This Nico Review will help you learn more about Nico's investment offerings, including how the alternative investments on Nico are structured, and what your potential returns might be. You can read more about the criteria we use to review investment platforms here.
Nico (short for “Neighborhood Investment Company”) was founded in 2018 by Morgan Stanley alum John Chaffetz and Max Levine, formerly the CFO at Storage Deluxe. Nico claims to be the “world’s first neighborhood REIT”, calling their approach the “Neighborhood Model”. Nico’s first offering is a REIT that currently owns three commercial properties in the Echo Park neighborhood of Los Angeles. Notably the REIT is registered as a Maryland Public Benefit Corporation (also known as a “B Corp”), with the stated intention of favoring local investors interested in having a direct stake in the community:
The Neighborhood Model allows Local Residents in our Neighborhood the ability to own an equity interest in us alongside other non-local investors. The Neighborhood Model allows Local Residents to “build equity while renting” and benefit as long-term participants in the ownership of our Company.
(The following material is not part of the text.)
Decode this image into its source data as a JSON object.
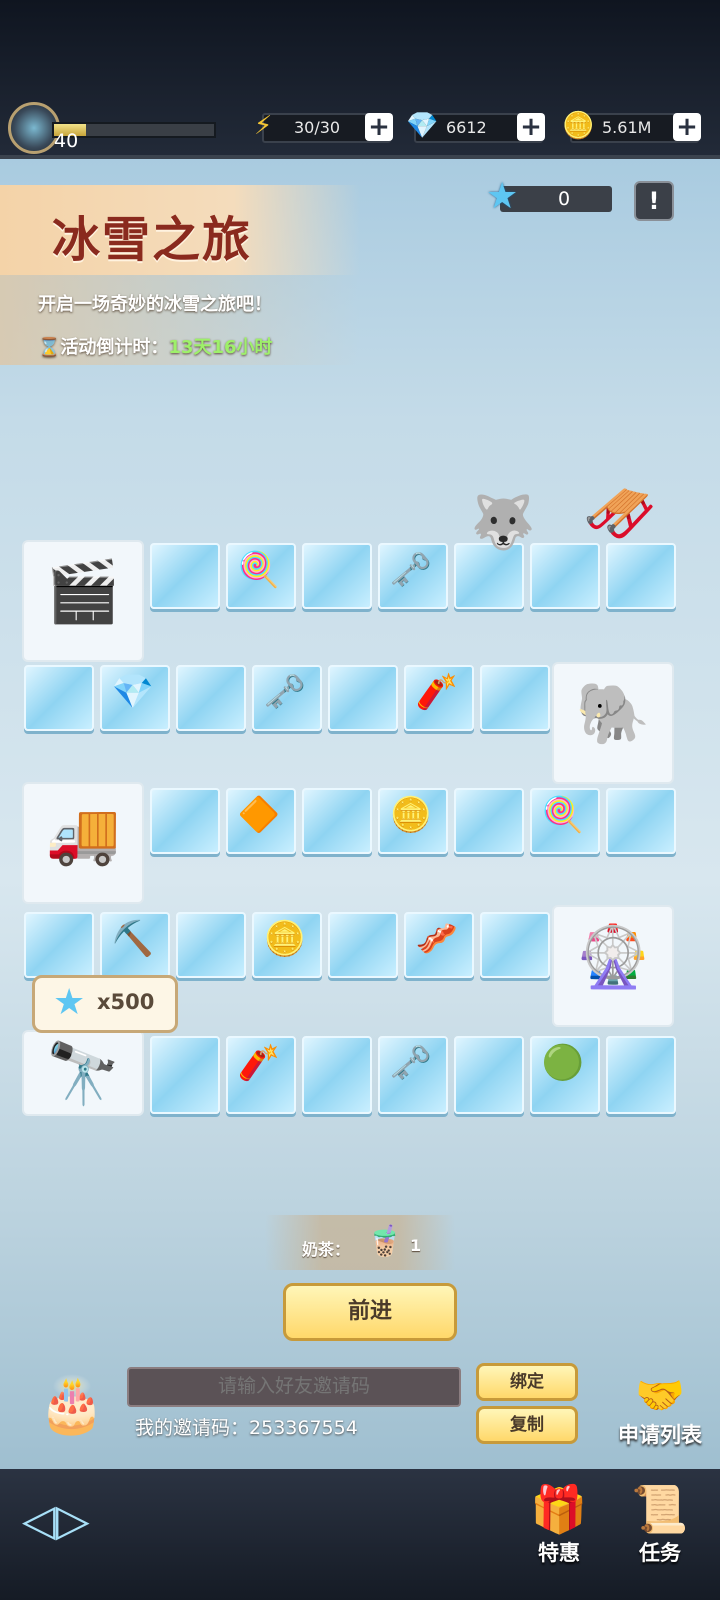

This unique model allows us to leverage the fundamental appeal of vibrant neighborhoods, strengthen communities and share economic benefit more broadly, which we believe has the potential to generate fundamentally stronger investment and social outcomes over the long term.
Types of investments Nico offers
Nico’s first Neighborhood REIT owns and operates properties in the Echo Park neighborhood of Los Angeles. Nico expects the REIT’s portfolio will grow over time as more investors provide capital, but at the time of this writing the REIT has just the 3 initial “seed” properties in the portfolio. First is a mixed use commercial building with 20 apartments and four retail stores on the ground floor. Second is a 32 unit apartment building which is connected by multiple courtyards. Last is a 28 unit apartment complex that is designed as an art deco building.
The investment strategy is described in their Offering Circular:
We intend to invest exclusively in the Neighborhood, and as a result we expect our positions to have a higher degree of geographic concentration relative to many other REITs. However, we believe that our focus on a specific market creates a unique investment opportunity. To our knowledge, there are not many, if any, traded or private REITs that allow investors to target a specific Neighborhood they believe to be attractive, and none that are specifically designed to encourage residents of that Neighborhood to participate in such investments, in our case through shares of our Class L common stock.
What do you get when investing with Nico?
Investors in the REIT offered by Nico receive common stock in a Maryland Corporation (priced at $10/share, with a minimum investment of 10 shares, or $100). The REIT in turn is the entity that actually invests in the properties (often through yet another layer of special-purpose entity). Local investors have a voice in the management of the REIT, while also having the ability to redeem shares after 6 months, while non-locals must wait at least 2 years before redeeming any of their shares.
How does Nico make money?
As with the other Reg A+ REITs, Nico emphasizes the lack of commissions typically paid to broker-dealers for traditional non-public REIT investment (which can be 10% or more). However, there are still a number of fees and incentive payments earned by Nico and its affiliated entities:
- A 2% Acquisition Fee when properties are purchased
- A 1.5% annual Asset Management Fee
- Monthly property management fees of 5% of rental income
- Additional performance fees if the annual return to shareholders exceeds 6% for a given year (of 12.5% of any such excess)
Potential returns and cashflow
Nico currently pays a quarterly dividend (though as with similar REITs, that is subject to the discretion of company management).
All REITs are required to distribute 90% of their taxable income annually to retain the favorable tax treatment REITs receive from the IRS (in short, they don’t pay income taxes as long as they distribute at least 90% of their annual income back out to shareholders). Nico advertises a targeted “10% annualized dividend”, though actual distributions and performance will of course vary with the income and performance of the underlying properties owned by the REIT (according to the national REIT association, equity REITs have an average return of 10.1% over the last 30 years). Additionally, there is a potential for additional upside from the appreciation if the properties are sold.
Breadth of offerings on Nico
As of this writing, the only investment offering on Nico is their Echo Park REIT in Los Angeles.
Regulatory framework and due diligence expectations
Nico is offering shares in a REIT under Tier 2 of SEC Reg A+, which carries with it several mandatory disclosure and reporting requirements. Prospective investors can review the full SEC offering circular here.
REITs like the one from Nico are known as “blind pool” investments, so investors are not able to opt-out of particular properties, and are relying entirely on Nico’s judgment about which properties to acquire and all the terms of the purchase, any renovation, etc. Prospective investors should also note that as is the case with a number of other real estate investment crowdfunding platforms, the REIT acquired its initial property from an affiliated company. This is not uncommon (especially as a way to have several properties owned by the REIT before opening the offering), but investors should be sure to understand the inherent potential for conflicts of interest and conflicting incentives in such transactions.